Water sealing – Water seepage into the foundation line of the slope may lead to a landslide thereby causing serious damage to the rice pond. To prevent this, moistness and plasticity of the pond bed must be maintained the whole year round.

During dry season when water is scarce and cracks (okak) appear at the top soil layer, water is sometimes gently poured over the cracks thereby making the soil expand and sealing the pond bed.

A crawling grass with furry leaves (il-ilit or il-li il-li) may also be spread over the dike and wall surface to protect the areas from direct sunlight (Guimbatan: 2003).

Cracks on the pond bed Illustration: Rachel Guimbatan

Irrigation and Drainage System – A carefully laid-out irrigation and drainage system is required to ensure that water is available all year round for the paddies and the rice crops.

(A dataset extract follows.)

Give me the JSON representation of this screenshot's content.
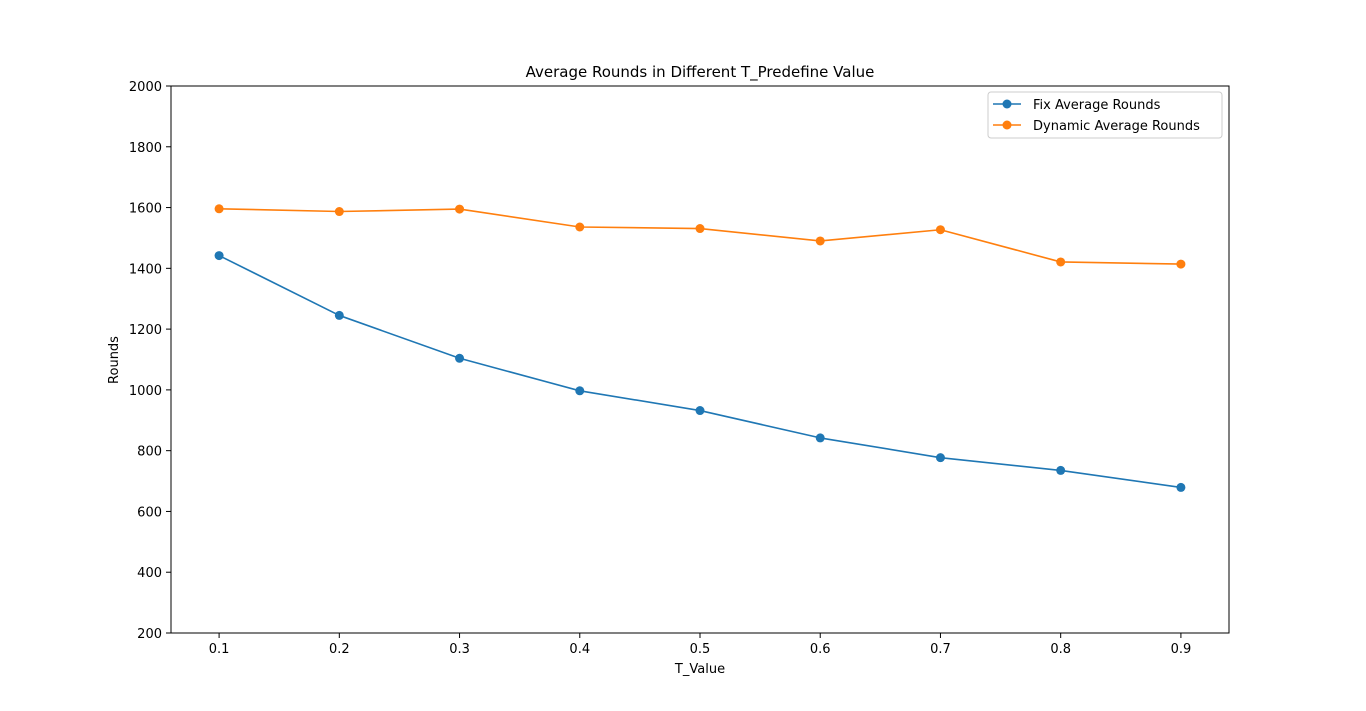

The entire system depends on gravity.

As Conklin (1957), Guimbatan (2003), Buyuccan (2009) illustrated, water from springs (otbol, ofob), creeks (wa’el), river (wangwang) are generally diverted and dammed in an impounding area (putut or paluk) before distribution to the different ricefields by means of artificial irrigation channels (alak) and water conveyor troughs ( tulalok/huyung).

Picture 5: Reducing the velocity as water enters the pond field (Photo: Harold Conklin; Courtesy of the Ethnographic Atlas of Ifugao) Picture 6: Water is distributed to several ricefields through irrigation canals (Photo: Zenia B. Ananayo) Picture 7: Huyung, a bamboo conduit for irrigation water (Photo: Save the Ifugao Terraces Movement)

There are three general principles being observed by farmers in water management: heavy flow of water must be diverted from the terraces; entry of water to the pond fields must be gradual; and inundation must be maintained at all times (Guimbatan:2003).

To protect the slopes from eroding, the hydraulic system in the rice terraces is designed in a manner whereby water channels are carefully laid out in recognition of the natural courses of water runoff and its velocity regulated by the angle of its conveyors.

In irrigating the terraces, the principle is to reduce the water force as it enters the pond field. The entry of water into the rice paddies is regulated by attenuation and this is achieved through an almost horizontal layouting.

This way, water gradually moves along irrigation canals that are either carved out of the mountain sides or through makeshift conveyors.

Picture 8: Each pond has at least one spillway (Photo: Marlon M. Martin) Picture 9: The walls of a drain channel are designed to withstand water velocity (Photo: Jeremy M. Gawongna) Picture 10: Irrigation channels serving at the same time as drainage canals (Photo: Zenia B. Ananayo)

Flooding in the pond fields is balanced by constant maintenance of the spillways (guhing). Excess water from a higher ricefield is drained to the lower paddy or to a nearby creek through the spillways.

During rainy season, exit of water from the pondfield is done by expanding the spillway. On the other hand, the spillways are closed especially during dry season to prevent water loss.

To divert the flow of an otherwise destructive heavy volume of water, excess water from the irrigation source, natural drainage, and spillways, is directed to a channel (gohang, liglig).

The walls of the channel are self-standing and designed to withstand water velocity. In contrast to the principle of irrigation, the water flow of the drain channel travels the shortest distance possible from the top to the river below.